There's a locked door on either end of the car, but something very particular about the door at the front. A keypad is attached to the door, and to the left, a bolted side table carries a loaded tape recorder (also firmly secured to the tabletop), and a simple box (secured to the tabletop as well) with a small slot in the top.

Fluorescent lights buzz overhead, keeping the entire car lit so brightly that it's impossible to tell what time of day it is--and where every window should be, a thick steel panel has been welded in place. There is no music, only the sound of the wheels churning ever-faster against the rails unseen, and presumably the beating of your own heart heavy in your ears.

THE DINING CAR
The room just past the Passenger Car is fairly identifiable right off the bat: the two rows of tablecloth-covered tables with matching sets of chairs could only be meant for a dining car. The two halves of the room, if you discount the narrow closed-off area meant for the galley to your left, are a perfect mirror of one another, everything in immaculate order. Well, except for the chair that's missing a leg.

The galley is a bit of a tight squeeze, but there's plenty of places for things to be hiding, with a small walk-in freezer and wrap-around cupboards above and below you. There's a stove and attached oven, though neither seems to be functional.

THE LOUNGE
Moving on past the Dining Car brings you to a more laid-back seating area meant clearly for some quieter, potentially more adult conversation. A bar lines the left hand side of the room, and while a cursory glance seems to show that it's fully stocked, a more thorough search might discover some odd details about it. The rest of the area has bigger, plusher chairs facing the right-hand wall where, presumably, there once were windows where now there are only bolted-down steel plates. As if the area had only recently been in use, it seems that several of these stations are sporting identical glasses with coasters and folded newspapers.

THE SLEEPER CAR
The next car down has much dimmer lighting than the previous three, and it's easy enough to figure why: bunk beds line both walls to the left and the right, leaving only a narrow space between for passage. The bottom bunks have enough space beneath them to theoretically slide in a piece of luggage, and each bed is built with a small attached nightstand.
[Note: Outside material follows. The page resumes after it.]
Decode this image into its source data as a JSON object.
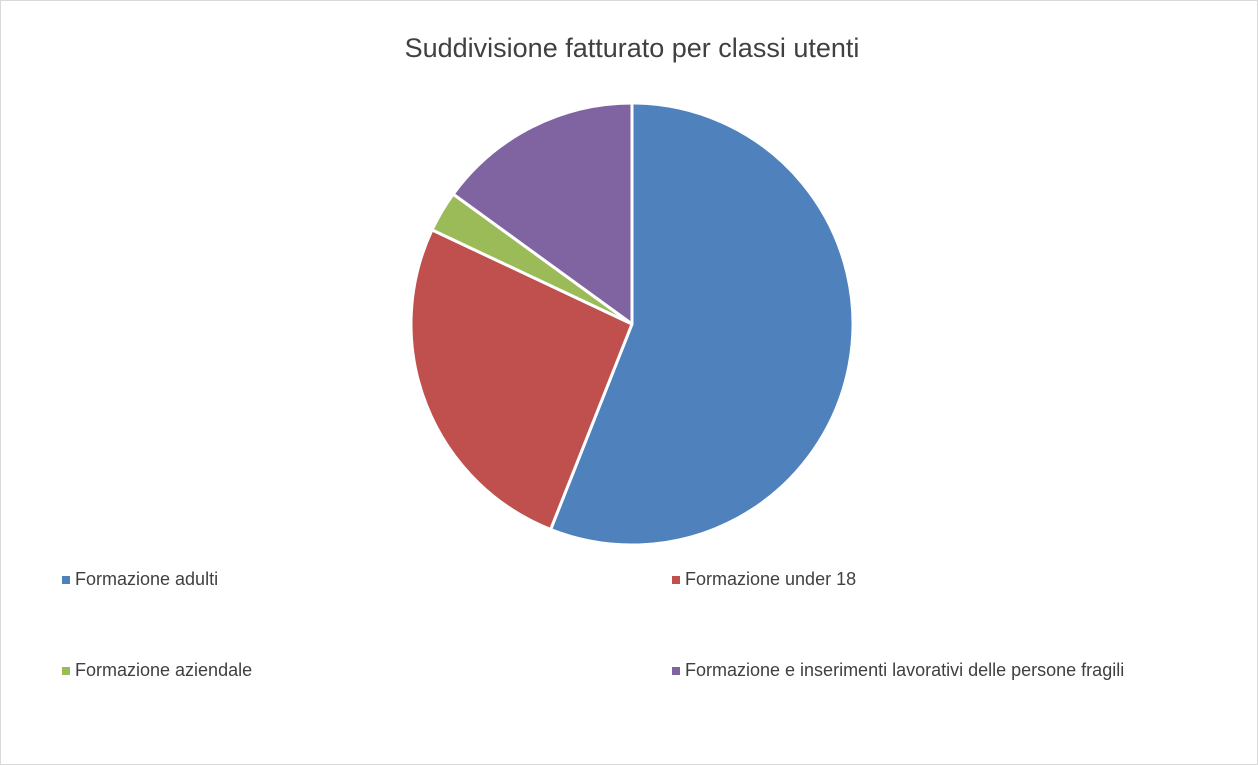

The beds themselves aren't particularly comfortable, but they'll do in a pinch. They're, perhaps, just a step above the hard, no-nonsense cots one finds in an infirmary. The pillows are small and the sheets are thin, each blanket folded nicely at the foot of each bed. From an initial glance, nothing seems to be out of place...but of course, as you've come to find by now, there's always more than meets the eye in this train. Best to be thorough.

THE OBSERVATION CAR
Making your way past the Sleeper Car, and it's clear that this room makes up the train's caboose. The room is shaped in an oblong half-dome, and seems to have been almost entirely made up of windows at one point. Now, however, an eerie mural covers up the near-entirety of the wall. It's cut into sections on very large strips of brown paper, children's fingerpaints depicting a stick-figure crowd with sad expressions surrounded by flames.

Aside from that, the only other features of this room are the window boxes beneath the artwork. This plain, mildly-cushioned block seating makes up the entire perimeter of the room, not including the flat-backed portion with the doorway. One of them opens to a decent-sized compartment, and one of the others has had the cushion ripped open with a blade.